Reclaim your Fitness after Pregnancy

Reclaim your Fitness after Pregnancy

Pregnancy takes a heavy toll on a mother’s belly. Nine months of blessed condition can leave a sagging belly that won’t disappear by just exercising and dieting. You may not have gained a lot of weight; still your stomach isn’t likely to return beck to normal.

What Happens During Pregnancy

In the nine months of carrying a new life, the uterus is expanding to accommodate the baby growth. Simultaneously, the outermost abdominal muscles are stretching and separating to make room. However, after the labor, the uterus shrinks back to its normal size, yet these stomach muscles can remain separated. This condition is called diastasis, and may cause back pains, besides looking unattractive.

What is the Solution

You need to get back your abdominal musculature. Daily activities related to early motherhood involve a lot of lifting and carrying, which may cause backaches if not supported by strong stomach muscles. The muscle tightening process takes some time, often more than the nine months’ stretching period. On the other hand, you can always arrange for abdominoplasty. The procedure known as tummy tuck is a cosmetic surgery that removes abdominal fat and excess skin.

What you Can Do

If you breastfeed you baby, you stimulate your uterus to shrink to its regular size, which will eventually flatten you belly. Walk as much as you can. Take it easy in the beginning, and then as you gain strength you can take longer walks that will do well for your stomach muscles. However, some exercises will actually make things worse. Avoid crunches, sit-ups, pushups, press-ups and front planks because they make muscle separation worse. The same counts for swimming and yoga position in which you rest on your hand and knees. Try some of the postnatal abdominal workout programs.

Breathing Techniques

You can start doing some of the abs toning exercises just hours after giving birth. One of easy techniques is deep belly breathing with abdominal contraction. Start from upright sitting posture and inhale deeply. While doing so, contract your abdominals and hold tight, then relax them with the exhale. Try to increase the contraction and holding period.

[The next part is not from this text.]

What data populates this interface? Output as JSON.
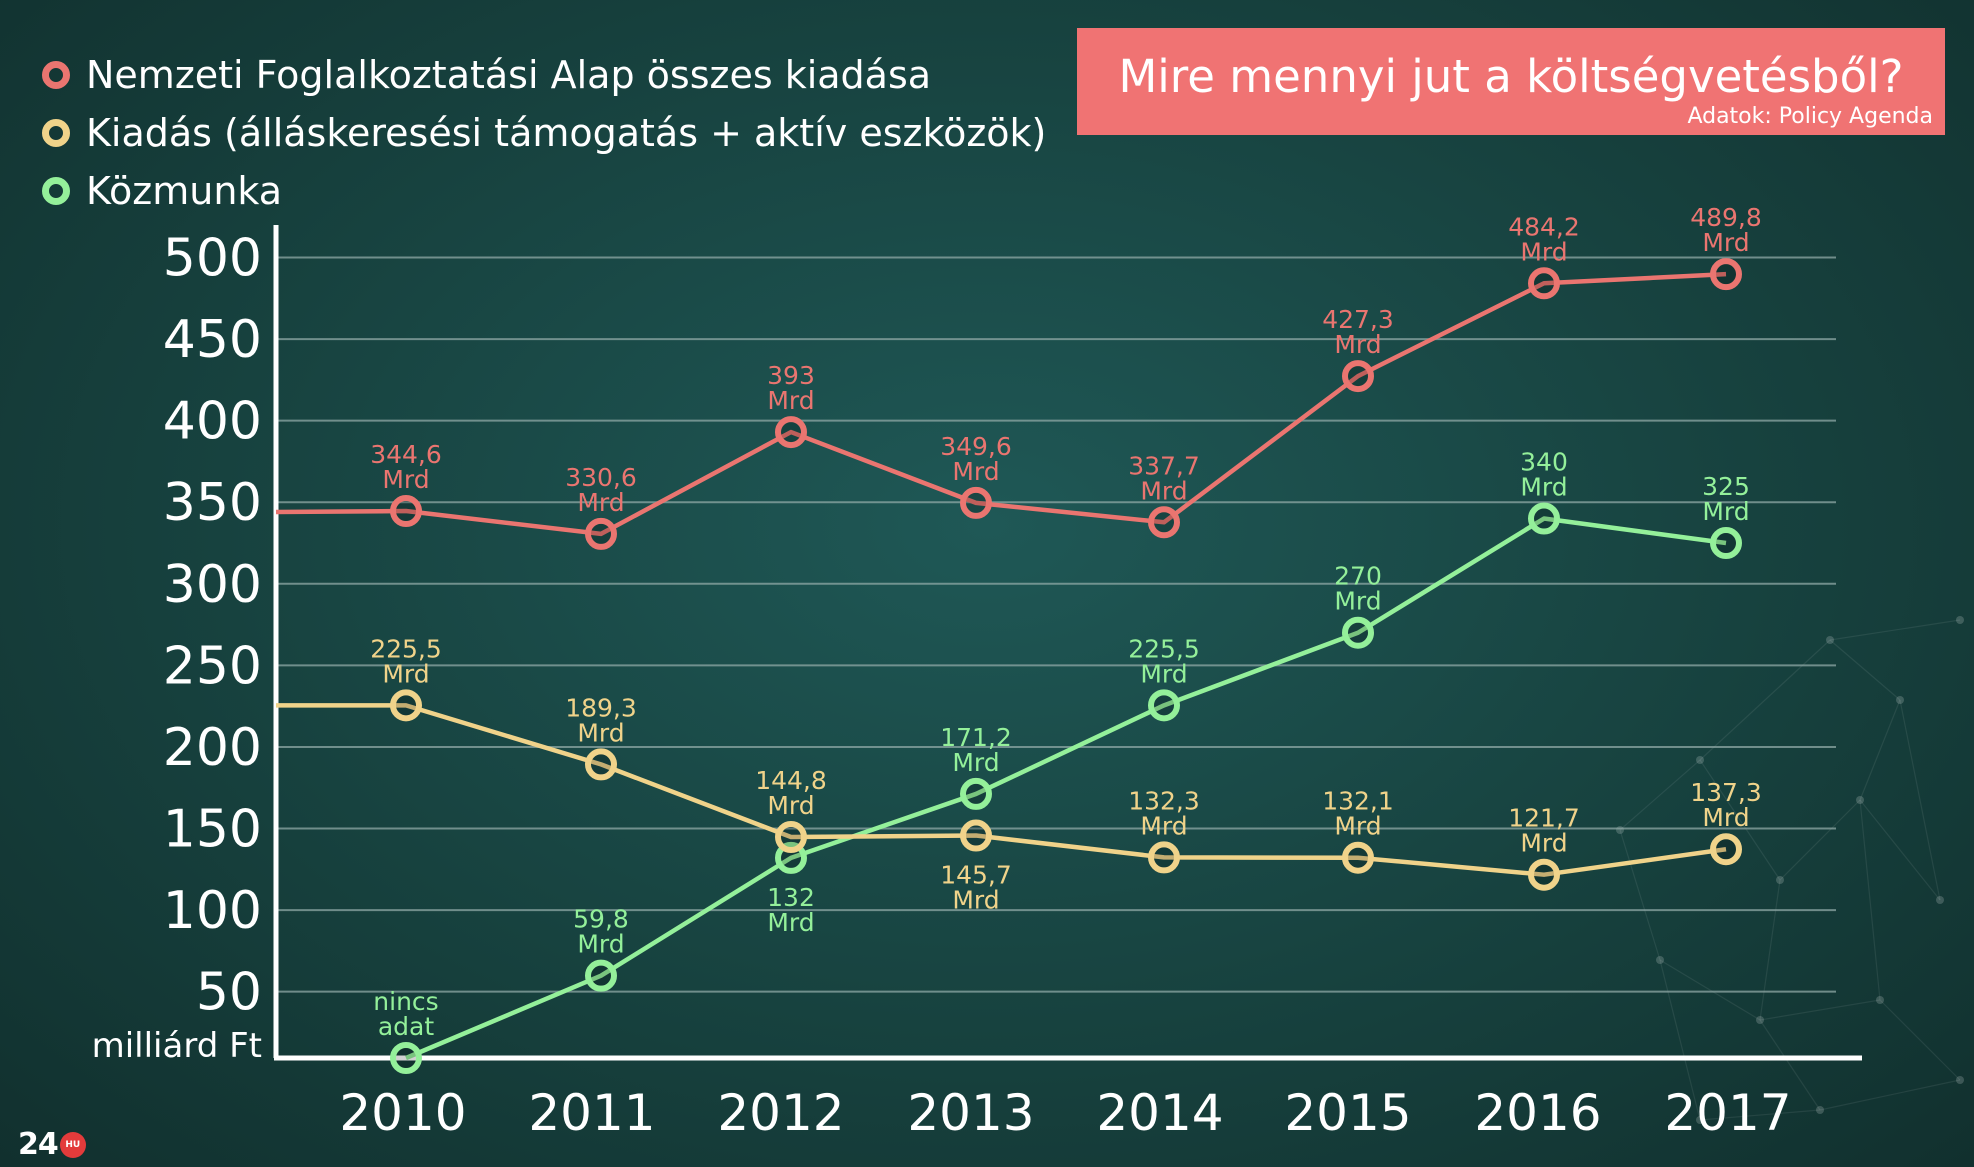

Your mommy responsibilities will often times leave you little time for exercising. Still, your baby can be your best workout buddy. If you to your exercises in the part of day when your baby is in a good mood, you both can have a great time, and you’ll also burn your belly fat. You can talk to your baby, for example counting the reps out loud, so your newborn can have fun listening to the mommy. Still, it’s best that you consult your physician and pediatrician before you start with these exercises. Your baby safety is the most important.